Dee. Aku bingung padamu. Entahlah, Dee itu makhluk
apa. Insan tampan lagi menawan atau sosok juwita nan jelita? Ah semuanya tersingkap
saat tahu namamu, Dewi Lestari. Dewi pertanda sosok wanita mulia. Lestari, kata
lain keabadian. Dewi lestari, sosok wanita yang hidup mengabadi. Dan benarlah
pilihan hidupmu, menata indah aksara dalam beragam karya. Menulis. Karena menulis
adalah bekerja untuk keabadiaan, begitu pesan Bang Pramoedya.
Oh iya,rasanya kurang sopan jika aku menyapamu dengan
: kamu, kau atau dikau. Karena rentang usia kita berpaut 11 tahun. Engkau kelahiran
76, aku 87. Aku lebih muda. Maka ijinkanku mendaulatmu dengan sapa hormat,
Kanda. Kanda Dee. Semoga tak berkeberatan.
Kanda Dee, mengarungi setiap racikan katamu,
membekaskan cita rasa tersendiri. Nikmat dengan pilihan diksi tepat. Gurih dengan
beragam istilah lucu yang mentersenyumkan aku. Kadang juga ada rasa getir,
hingga harus membacanya berulang-ulang. Empat kali bolak balik. Tersebab karakter
tokoh yang membingungkan. Juga jalinan cerita yang akalku sulit menerimanya,
lalu bertanya, “Apa mungkin bisa seperti itu?”
Misalnya Si Bodhi yang sebatang kara itu. Kanda Dee,
bagiku ia terlampau sempurna. Lihai bersilat Kung Fu. Juga mahir mentatto
indah. Tambah lagi pengkaji ideologi anarki. Tapi setelah dipikir-pikir, itu
bukan masalah. Hitung-hitung sebagai ujian kesabaranku dan berlatih untuk
berimajinasi. Kanda, teruslah berkarya. Agar aku bisa terus berdecak kagum
dengan diksimu, tersenyum bersama leluconmu dan berimajinasi dengan
ketidakrasionalan kisahmu. Untuk yang terakhir, jangan tersinggung Kanda. Karena
harta yang paling berharga bagi seorang penulis ada kritikan. Bukan pujian. Karena
terkadang pujian itu melenakan. Dan saksikan, aku di sini sebagai adikmu (itu
pun jika diakui), pembacamu, sekaligus pengkrtikmu. Lengkaplah sudah.
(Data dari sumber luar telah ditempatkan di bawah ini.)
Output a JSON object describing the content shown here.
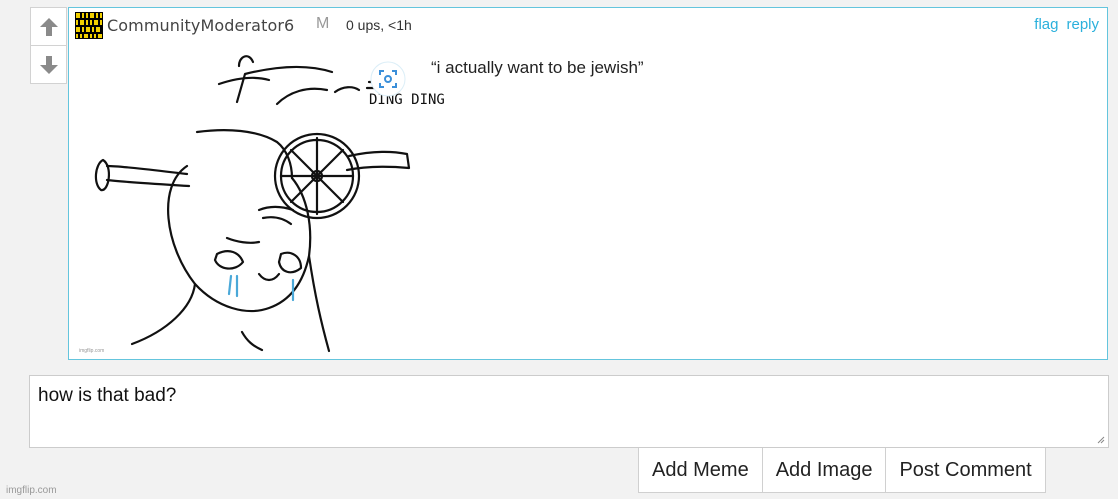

Kanda Dee, betapa ingin terus bersua denganmu, meski
lewat perantaraan karya. Terkadang itu lebih berkesan, deripada langsung
bertatap, saling melempar senyum sapa. Biarlah penasaran itu tetap membunga
dalam taman rindu. Dan terobati dengan hadirnya beragam novel karyamu.
Kanda Dee, aku belum kuasa memiliki dan membaca semua
kerja kebadianmu, novel-novelmu. Pasti masih banyak rahasia yang tersimpan
dalam Madre. Dan ingin sekali aku berlayar, mengelanai dunia. Aku tak ingin
menggunakan kapal pesiar mewah seperti Concordia yang baru tenggelam itu. Biarlah
aku kelanai dunia bersama indah “Perahu Kertas”. Juga ingin kulalui hari-hari ini dengan
berkarya sepertimu Kanda Dee. Karena aku juga seorang penulis. Penulis pemula
tepatnya. Berimpian melewati temaram senja dan dinginnya malam dengan secangkir
“Filosofi Kopi”. Semoga Allah, Sang Pengabul impian, mendengar doa-doa ini. Selalu
membersamai Kanda Dee, dalam setiap karyanya.
Kanda Dee, begitu saja. Sampai jumpa. Kali ini hanya 400
kata yang kuasa kuukir untukmu.
Dari timur, Bumi Anging Mamiri, Makassar.